With over $200 billion in cash on the books, even a "serious hobby" could beget serious spending yet to come, squeezing the space where content is ultimately king.
To be sure, Apple will not have the backlog of beloved content that Disney possesses and is not aided by content production expertise, meaning the starting point is set back a bit for Apple and even serious spending may take time to show results.
Still, its deep pockets put it on par with Amazon as far as production capabilities and make it a more than competent competitor on the small screen. Overall, this should put increasing pressure on Netflix as CBS, Viacom, Comcast's (CMCSA) NBC, and more embark on their own initiatives and draw content away from the platform as it nonetheless pushes prices higher.
At a higher price for subscriptions while losing content rapidly, the dynamics certainly make it difficult to justify Netflix's massive multiple.
That is not to mention the junk-rated debt Netflix is saddled with, a factor that has undoubtedly prompted price increases, which makes it far less attractive than its ever-encroaching streaming competitors.

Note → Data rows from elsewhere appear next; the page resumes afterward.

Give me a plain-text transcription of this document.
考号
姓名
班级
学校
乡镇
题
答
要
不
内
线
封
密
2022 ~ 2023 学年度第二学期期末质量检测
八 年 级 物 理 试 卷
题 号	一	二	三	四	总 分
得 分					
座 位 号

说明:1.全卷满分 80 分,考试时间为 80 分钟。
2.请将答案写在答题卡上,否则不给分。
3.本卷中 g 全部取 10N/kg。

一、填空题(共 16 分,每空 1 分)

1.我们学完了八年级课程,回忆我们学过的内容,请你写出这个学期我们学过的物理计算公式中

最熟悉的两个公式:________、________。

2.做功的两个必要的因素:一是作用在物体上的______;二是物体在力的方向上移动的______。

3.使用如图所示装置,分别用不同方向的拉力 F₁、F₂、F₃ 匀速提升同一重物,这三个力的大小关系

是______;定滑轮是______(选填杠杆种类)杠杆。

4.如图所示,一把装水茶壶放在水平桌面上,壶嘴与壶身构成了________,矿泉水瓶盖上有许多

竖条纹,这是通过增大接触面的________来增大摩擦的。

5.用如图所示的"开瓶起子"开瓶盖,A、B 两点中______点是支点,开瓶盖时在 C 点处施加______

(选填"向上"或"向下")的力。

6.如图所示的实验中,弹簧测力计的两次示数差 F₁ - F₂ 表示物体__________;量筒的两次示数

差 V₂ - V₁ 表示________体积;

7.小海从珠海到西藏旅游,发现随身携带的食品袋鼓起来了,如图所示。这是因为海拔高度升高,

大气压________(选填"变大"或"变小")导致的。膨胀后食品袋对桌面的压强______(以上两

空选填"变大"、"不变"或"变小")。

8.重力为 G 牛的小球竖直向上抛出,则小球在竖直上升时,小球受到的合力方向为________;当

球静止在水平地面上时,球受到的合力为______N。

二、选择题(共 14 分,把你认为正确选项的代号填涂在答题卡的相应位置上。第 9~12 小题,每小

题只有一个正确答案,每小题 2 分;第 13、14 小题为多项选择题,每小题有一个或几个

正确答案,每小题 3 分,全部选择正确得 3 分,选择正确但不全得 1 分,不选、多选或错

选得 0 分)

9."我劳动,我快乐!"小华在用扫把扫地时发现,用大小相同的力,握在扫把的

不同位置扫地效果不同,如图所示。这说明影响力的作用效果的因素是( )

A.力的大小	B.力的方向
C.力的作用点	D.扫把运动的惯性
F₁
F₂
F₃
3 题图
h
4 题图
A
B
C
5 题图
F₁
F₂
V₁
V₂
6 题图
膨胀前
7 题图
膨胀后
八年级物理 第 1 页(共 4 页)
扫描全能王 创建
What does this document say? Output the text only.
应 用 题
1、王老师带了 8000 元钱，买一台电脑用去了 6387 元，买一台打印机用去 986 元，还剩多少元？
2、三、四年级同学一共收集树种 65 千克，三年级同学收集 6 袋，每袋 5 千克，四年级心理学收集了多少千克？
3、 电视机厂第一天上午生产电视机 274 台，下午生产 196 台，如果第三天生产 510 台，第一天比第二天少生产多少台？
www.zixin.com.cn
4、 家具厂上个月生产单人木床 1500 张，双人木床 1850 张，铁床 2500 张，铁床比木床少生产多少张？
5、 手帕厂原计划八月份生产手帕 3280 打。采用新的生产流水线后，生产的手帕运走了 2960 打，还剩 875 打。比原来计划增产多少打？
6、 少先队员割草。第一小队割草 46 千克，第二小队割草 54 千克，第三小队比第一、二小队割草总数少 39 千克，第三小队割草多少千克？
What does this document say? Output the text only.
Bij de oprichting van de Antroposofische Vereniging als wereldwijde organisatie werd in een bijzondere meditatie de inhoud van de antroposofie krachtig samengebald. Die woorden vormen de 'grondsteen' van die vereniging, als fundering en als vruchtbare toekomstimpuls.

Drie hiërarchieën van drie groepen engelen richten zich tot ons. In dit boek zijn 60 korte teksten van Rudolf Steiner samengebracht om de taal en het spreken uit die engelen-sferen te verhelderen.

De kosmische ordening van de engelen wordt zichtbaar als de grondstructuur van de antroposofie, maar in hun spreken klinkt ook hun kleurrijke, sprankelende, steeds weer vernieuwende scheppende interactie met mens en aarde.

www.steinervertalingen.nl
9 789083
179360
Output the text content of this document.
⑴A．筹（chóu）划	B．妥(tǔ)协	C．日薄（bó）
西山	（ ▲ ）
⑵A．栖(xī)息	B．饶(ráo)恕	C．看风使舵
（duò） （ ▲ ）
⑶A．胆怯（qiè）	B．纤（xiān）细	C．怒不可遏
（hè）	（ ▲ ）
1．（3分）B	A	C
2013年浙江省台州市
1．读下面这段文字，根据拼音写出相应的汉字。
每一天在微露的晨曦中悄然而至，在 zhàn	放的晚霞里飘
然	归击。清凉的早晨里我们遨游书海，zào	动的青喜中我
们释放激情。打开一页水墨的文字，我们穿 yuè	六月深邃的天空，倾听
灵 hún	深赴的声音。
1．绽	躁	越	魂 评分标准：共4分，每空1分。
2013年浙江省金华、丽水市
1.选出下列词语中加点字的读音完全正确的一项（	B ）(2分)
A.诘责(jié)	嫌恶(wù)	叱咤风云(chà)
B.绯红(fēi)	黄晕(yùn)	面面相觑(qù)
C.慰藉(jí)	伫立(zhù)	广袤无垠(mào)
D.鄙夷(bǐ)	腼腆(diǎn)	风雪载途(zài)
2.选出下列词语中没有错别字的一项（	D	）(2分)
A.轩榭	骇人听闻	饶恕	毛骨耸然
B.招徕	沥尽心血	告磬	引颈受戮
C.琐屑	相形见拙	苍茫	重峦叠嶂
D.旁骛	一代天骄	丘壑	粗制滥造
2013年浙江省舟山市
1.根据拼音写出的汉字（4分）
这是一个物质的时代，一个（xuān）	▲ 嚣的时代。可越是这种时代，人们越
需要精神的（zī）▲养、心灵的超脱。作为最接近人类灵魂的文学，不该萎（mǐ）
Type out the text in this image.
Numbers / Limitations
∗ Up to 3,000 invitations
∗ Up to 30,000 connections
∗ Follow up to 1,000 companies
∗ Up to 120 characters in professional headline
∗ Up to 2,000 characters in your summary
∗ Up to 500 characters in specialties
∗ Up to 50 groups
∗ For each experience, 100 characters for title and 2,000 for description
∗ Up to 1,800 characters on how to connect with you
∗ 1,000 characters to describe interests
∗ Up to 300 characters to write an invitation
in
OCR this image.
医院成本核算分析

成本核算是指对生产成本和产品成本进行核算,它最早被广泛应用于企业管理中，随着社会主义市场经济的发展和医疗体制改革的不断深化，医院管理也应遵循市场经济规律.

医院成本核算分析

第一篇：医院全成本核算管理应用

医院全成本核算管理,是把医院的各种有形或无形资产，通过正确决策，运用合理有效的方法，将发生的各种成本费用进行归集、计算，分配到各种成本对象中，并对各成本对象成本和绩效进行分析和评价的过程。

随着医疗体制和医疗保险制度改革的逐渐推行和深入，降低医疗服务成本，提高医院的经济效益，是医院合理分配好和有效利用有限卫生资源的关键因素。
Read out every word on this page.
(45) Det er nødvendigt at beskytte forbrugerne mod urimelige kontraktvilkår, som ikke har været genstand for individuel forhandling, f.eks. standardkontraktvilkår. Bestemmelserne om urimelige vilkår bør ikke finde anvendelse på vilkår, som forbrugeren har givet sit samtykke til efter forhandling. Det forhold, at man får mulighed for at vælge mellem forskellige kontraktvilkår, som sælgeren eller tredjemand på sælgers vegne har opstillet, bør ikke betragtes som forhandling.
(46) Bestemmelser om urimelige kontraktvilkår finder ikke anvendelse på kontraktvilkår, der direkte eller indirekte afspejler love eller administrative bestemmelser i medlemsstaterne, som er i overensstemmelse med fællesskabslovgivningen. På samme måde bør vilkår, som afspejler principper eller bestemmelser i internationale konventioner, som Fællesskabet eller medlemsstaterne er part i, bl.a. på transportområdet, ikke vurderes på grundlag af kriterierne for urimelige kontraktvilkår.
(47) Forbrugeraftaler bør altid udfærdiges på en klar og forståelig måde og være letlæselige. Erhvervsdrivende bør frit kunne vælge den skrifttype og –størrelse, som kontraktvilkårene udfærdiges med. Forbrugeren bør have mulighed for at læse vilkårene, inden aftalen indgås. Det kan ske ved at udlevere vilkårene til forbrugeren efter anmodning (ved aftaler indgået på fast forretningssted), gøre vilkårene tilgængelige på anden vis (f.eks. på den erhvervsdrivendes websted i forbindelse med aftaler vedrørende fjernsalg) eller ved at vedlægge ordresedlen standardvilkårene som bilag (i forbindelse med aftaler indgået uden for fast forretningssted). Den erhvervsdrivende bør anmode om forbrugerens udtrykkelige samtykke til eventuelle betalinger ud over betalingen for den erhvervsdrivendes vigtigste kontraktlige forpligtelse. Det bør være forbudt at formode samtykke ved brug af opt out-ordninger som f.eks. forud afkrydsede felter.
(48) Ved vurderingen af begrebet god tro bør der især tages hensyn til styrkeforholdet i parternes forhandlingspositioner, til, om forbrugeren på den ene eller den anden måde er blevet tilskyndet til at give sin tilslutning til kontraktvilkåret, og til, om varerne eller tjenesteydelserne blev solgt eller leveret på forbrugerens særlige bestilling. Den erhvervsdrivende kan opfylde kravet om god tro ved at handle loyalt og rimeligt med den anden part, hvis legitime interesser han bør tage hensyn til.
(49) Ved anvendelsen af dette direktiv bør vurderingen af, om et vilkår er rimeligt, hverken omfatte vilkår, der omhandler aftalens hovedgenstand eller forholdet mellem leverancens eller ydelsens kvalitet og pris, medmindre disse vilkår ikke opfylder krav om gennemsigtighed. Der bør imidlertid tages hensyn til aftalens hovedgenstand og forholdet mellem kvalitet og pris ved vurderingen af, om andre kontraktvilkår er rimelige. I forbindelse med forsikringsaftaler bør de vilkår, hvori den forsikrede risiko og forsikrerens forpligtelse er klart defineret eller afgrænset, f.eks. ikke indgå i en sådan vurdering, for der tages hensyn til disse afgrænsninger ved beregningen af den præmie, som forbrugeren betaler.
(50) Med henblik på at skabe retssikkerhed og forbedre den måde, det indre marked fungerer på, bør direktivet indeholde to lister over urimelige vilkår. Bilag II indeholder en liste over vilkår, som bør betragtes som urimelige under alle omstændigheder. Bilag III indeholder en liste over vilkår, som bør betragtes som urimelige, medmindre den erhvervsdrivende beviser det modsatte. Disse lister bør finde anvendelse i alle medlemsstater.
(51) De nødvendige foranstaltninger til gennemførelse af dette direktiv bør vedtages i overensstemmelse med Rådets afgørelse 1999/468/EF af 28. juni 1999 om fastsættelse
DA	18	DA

While Apple's nascent programming slate is still a "show me" story as the overall shift to a services focus has yet to gain full traction and the company is certainly late to the game on streaming overall, the bottom line is that the company can afford to make waves and can indeed produce top-tier entertainment simply by virtue of its pocket book.
For now, the more obvious result is that the game just got more difficult for Netflix and other pure-play content stocks as a price and content war looks as though it will continue for some time, at some cost.
The companies able to sustain these costs as the battle for consumer attention continues will be the ones to watch in coming years.